In the three years since President Obama signed his health-care overhaul into law, the Affordable Care Act has survived virulent opposition, multiple repeal attempts, and a U.S. Supreme Court challenge led by influential lobbying groups, including the National Federation for Independent Business. Many conservative lawmakers remain firmly opposed: Last week, Rep. Charles Boustany (R-La.) held a hearing in Washington on Obamacare, saying it threatens “to stifle small business growth across all industries” and “provides economic incentives to reduce employee hours and drop health insurance coverage altogether.”

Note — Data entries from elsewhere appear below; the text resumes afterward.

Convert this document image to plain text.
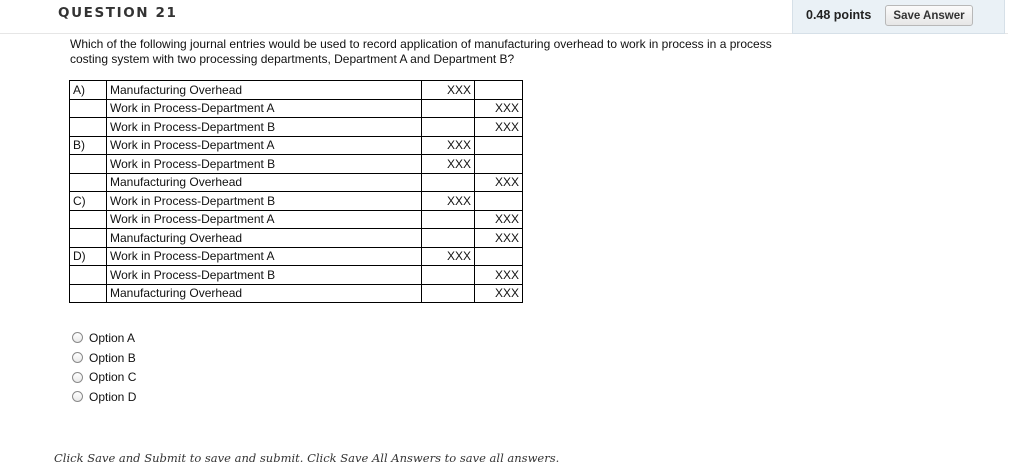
QUESTION 21	0.48 points	Save Answer
Which of the following journal entries would be used to record application of manufacturing overhead to work in process in a process costing system with two processing departments, Department A and Department B?
A)	Manufacturing Overhead	XXX	
	Work in Process-Department A		XXX
	Work in Process-Department B		XXX
B)	Work in Process-Department A	XXX	
	Work in Process-Department B	XXX	
	Manufacturing Overhead		XXX
C)	Work in Process-Department B	XXX	
	Work in Process-Department A		XXX
	Manufacturing Overhead		XXX
D)	Work in Process-Department A	XXX	
	Work in Process-Department B		XXX
	Manufacturing Overhead		XXX
Option A
Option B
Option C
Option D
Click Save and Submit to save and submit. Click Save All Answers to save all answers.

To help deliver on his promise to offer quality, affordable health care to the nation’s 48.6 million uninsured, Obama needs to get a lot more of the nation’s small businesses to offer coverage to their employees. Only 61 percent of companies with from three employees to 199 employees offer employee health insurance, in contrast to the 98 percent of companies with 200 or more employees that offer coverage to at least some of them, according to a December 2012 Kaiser Family Foundation survey. Businesses with three workers to nine workers are least likely to offer coverage, with only half offering it in 2012.
To lower insurance costs, Obamacare is pushing a new type of marketplace called SHOP, for Small Business Health Options Program. Currently, 17 states and the District of Columbia are setting up SHOPs wherein small business owners can compare health plans and buy employee insurance, with enrollment beginning on Oct. 1 and coverage starting on Jan. 1, 2014. Seven states will run SHOPs in partnership with the federal government; 26 states have opted not to participate, and their residents will get access only through federal exchanges. Employers that prefer to do so will still be able to buy coverage outside exchanges, such as that available via insurance brokers.
To induce small businesses to change how they buy insurance, many state programs may offer incentives such as providing administrative services and allowing employees to choose among different insurance carriers at the same basic coverage levels. Businesses with fewer than 25 full-time employees that participate in the exchanges will get another benefit: They will be able to claim a 2014 tax credit for up to 50 percent of the cost of providing coverage.
Keeping costs low and getting word out about the incentives is crucial to obtain widespread adoption of the exchanges, says David Chase, an outreach director at Small Business Majority, a lobbying group that supports health-care reform. Chase is doing outreach among small businesses for Covered California, the nation’s first insurance exchange authorized under Obamacare, back in September 2010.
Chase estimates that 100,000 small business owners around the state have gotten information about Covered California through networking groups, advisers, and newsletters. “We’re going to continue on a more aggressive scale over the next few months,” he says, because success depends on high enrollment numbers. If the exchanges don’t attract large numbers of healthy, younger individuals, rates for coverage inside the exchanges will go up. This could make them too costly for many people, who might then drop out and be forced to pay penalties—yet still not have health coverage.
While awareness about penalties for employers that don’t offer coverage is fairly widespread, information about exchanges doesn’t seem abundant, says John Rood, president of Chicago-based Next Step Test Preparation. He met with his insurance broker in late 2012 but did not hear that Illinois plans to operate an exchange in partnership with the federal government starting later this year. “What surprised me was that we don’t have a lot of information, as small business owners,” about the exchanges, Rood says.
Rood provides health benefits to his three full-time employees with a high-deductible policy that costs him a total of about $600 a month. He is “excited about getting some sort of better coverage, especially for pre-existing conditions,” and says that’s what he’ll be looking for this fall from the Illinois exchange.
Information is expected to circulate better in the coming months, when many states will begin publicizing their exchanges and deploying “assisters,” who will work one-on-one with business groups and brokers. But time to build awareness is running short, and experiences such as Rood’s will have to change rapidly if state exchanges are to come close to meeting their first-year targets. Chase believes adoption will be high, once word gets out. “Most small business owners are pragmatic and they just need the facts. This law is three-years-old and it’s been signed off on by Congress, the White House, and the Supreme Court. It’s time to set aside politics and get it to work.”
Of course, that will happen only if a lot of small employers participate in the exchanges. B.J. Wittenberg, a retailer in Oshkosh, Wisc., says she works long hours, seven days a week, and has had little time to assess the impact of health reform on her nine-employee company. She notes that she didn’t vote for Obama, is fearful of Obamacare in general, and hasn’t learned about her state’s plan for an exchange: “I do know that however it affects my business, it will affect my customers or I will have to close my doors. I am sure every business in America will have to do the same,” she writes in an e-mail.